3.5 Coupling Rabbit Rules with Daysmoke for simulating fire spread and plume rise for an RxCadre aerial ignition prescribed burn

Tuesday, 18 October 2011: 2:45 PM
Grand Zoso Ballroom Center (Hotel Zoso)
Gary L. Achtemeier, USDA Forest Service, Athens, GA; and Y. Liu and S. L. Goodrick

We coupled Rabbit Rules with Daysmoke to simulate fire spread, fire emissions, and smoke plume rise and dispersion for an aerial ignition prescribed burn conducted at Eglin AFB on 6 February 2011 as part of the RxCadre project. We used GPS coordinates of the helicopter as it dropped 6000 ignition balls on block 703C (1650 Acres) to initialize Rabbit Rules. Fuel types were determined via a color identification scheme applied to a Google Earth image of the burn area. Two fuel types were identified: grass only, and a mixture of pine needles and grass. Herbaceous fuels were not considered.

Rabbit Rules generated concentrations of hotter plume air during the course of the burn. These areas were expressed as pressure anomalies defining roots of the smoke plume or smoke updraft cores. Typically there were 3-4 pressure anomaly centers. A photo-image of the burn showed three distinct plumes.

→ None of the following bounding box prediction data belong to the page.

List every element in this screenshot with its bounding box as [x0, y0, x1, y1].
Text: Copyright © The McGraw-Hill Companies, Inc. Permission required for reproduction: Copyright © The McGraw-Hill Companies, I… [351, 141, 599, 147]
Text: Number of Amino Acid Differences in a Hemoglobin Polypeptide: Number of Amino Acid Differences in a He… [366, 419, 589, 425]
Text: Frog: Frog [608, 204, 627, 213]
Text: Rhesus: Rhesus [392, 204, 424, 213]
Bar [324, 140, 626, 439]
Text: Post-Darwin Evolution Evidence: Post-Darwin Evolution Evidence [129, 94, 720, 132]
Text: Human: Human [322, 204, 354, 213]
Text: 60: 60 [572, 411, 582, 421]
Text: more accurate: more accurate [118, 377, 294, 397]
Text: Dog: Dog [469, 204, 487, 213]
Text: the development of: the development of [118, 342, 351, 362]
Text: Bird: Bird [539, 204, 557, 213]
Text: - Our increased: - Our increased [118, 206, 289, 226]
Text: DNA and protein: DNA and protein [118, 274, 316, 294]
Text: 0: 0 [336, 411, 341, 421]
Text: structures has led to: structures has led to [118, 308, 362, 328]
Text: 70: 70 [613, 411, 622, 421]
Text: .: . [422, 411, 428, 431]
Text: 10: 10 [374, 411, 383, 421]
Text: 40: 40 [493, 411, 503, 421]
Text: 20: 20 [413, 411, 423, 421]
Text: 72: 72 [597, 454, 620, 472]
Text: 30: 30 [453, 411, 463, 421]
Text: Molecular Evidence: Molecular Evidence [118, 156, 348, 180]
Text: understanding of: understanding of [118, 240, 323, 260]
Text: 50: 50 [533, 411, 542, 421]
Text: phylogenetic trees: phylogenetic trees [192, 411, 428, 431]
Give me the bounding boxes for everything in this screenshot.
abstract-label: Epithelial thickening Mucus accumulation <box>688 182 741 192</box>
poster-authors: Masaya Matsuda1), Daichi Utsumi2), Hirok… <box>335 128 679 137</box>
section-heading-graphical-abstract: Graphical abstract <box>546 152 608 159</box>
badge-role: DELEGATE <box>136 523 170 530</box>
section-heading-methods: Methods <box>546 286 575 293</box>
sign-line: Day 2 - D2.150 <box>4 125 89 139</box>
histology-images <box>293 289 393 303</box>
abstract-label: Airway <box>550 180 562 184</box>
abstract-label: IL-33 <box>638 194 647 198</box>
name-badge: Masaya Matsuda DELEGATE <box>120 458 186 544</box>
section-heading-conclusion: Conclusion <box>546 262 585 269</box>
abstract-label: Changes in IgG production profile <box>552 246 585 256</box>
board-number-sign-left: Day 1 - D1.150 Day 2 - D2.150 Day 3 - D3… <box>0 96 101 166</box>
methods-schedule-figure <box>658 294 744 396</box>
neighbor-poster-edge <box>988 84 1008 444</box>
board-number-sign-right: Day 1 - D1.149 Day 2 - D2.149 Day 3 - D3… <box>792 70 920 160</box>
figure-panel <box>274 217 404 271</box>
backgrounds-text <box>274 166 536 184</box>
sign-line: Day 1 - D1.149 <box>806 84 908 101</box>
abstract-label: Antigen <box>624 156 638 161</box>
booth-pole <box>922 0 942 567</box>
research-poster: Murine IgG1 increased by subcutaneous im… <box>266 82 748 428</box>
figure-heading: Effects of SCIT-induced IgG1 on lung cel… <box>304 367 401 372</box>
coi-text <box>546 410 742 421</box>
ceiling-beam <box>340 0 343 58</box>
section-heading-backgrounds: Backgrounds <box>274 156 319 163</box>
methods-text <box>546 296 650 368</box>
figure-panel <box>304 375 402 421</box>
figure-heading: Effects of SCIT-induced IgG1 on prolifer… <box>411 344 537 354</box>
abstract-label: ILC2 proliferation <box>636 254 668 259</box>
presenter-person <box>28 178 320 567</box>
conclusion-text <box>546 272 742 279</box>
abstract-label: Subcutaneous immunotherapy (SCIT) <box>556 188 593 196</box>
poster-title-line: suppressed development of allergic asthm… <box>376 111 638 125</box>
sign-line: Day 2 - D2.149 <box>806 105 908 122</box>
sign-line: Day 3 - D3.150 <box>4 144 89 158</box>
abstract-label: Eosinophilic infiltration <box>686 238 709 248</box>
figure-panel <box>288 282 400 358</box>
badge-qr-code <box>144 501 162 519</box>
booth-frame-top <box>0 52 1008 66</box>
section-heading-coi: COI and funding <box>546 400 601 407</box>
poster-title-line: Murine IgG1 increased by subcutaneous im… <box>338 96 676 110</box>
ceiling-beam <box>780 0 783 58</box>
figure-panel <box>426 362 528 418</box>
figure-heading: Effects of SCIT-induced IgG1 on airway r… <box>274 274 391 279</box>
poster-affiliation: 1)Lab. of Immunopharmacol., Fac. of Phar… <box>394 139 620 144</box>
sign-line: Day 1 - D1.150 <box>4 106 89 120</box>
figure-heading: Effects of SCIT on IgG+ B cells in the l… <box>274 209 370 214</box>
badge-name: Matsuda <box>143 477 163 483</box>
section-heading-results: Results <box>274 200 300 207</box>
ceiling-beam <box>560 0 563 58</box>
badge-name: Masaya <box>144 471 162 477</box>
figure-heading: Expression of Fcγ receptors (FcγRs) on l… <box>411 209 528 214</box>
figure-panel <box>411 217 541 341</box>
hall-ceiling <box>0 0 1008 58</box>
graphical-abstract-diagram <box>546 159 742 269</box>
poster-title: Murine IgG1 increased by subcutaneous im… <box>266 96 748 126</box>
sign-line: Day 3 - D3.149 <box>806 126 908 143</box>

Daysmoke was run with a three-core updraft plume initialized by a 10-min emissions model based on Rabbit Rules emissions. Daysmoke reproduced the observed plume – a three-core vertical tower that mushroomed at the mixing height. Because smoke was transported into the free atmosphere above the mixing layer, ground-level smoke concentrations were minimal. Daysmoke plume heights compared well with plume heights observed by ceilometer.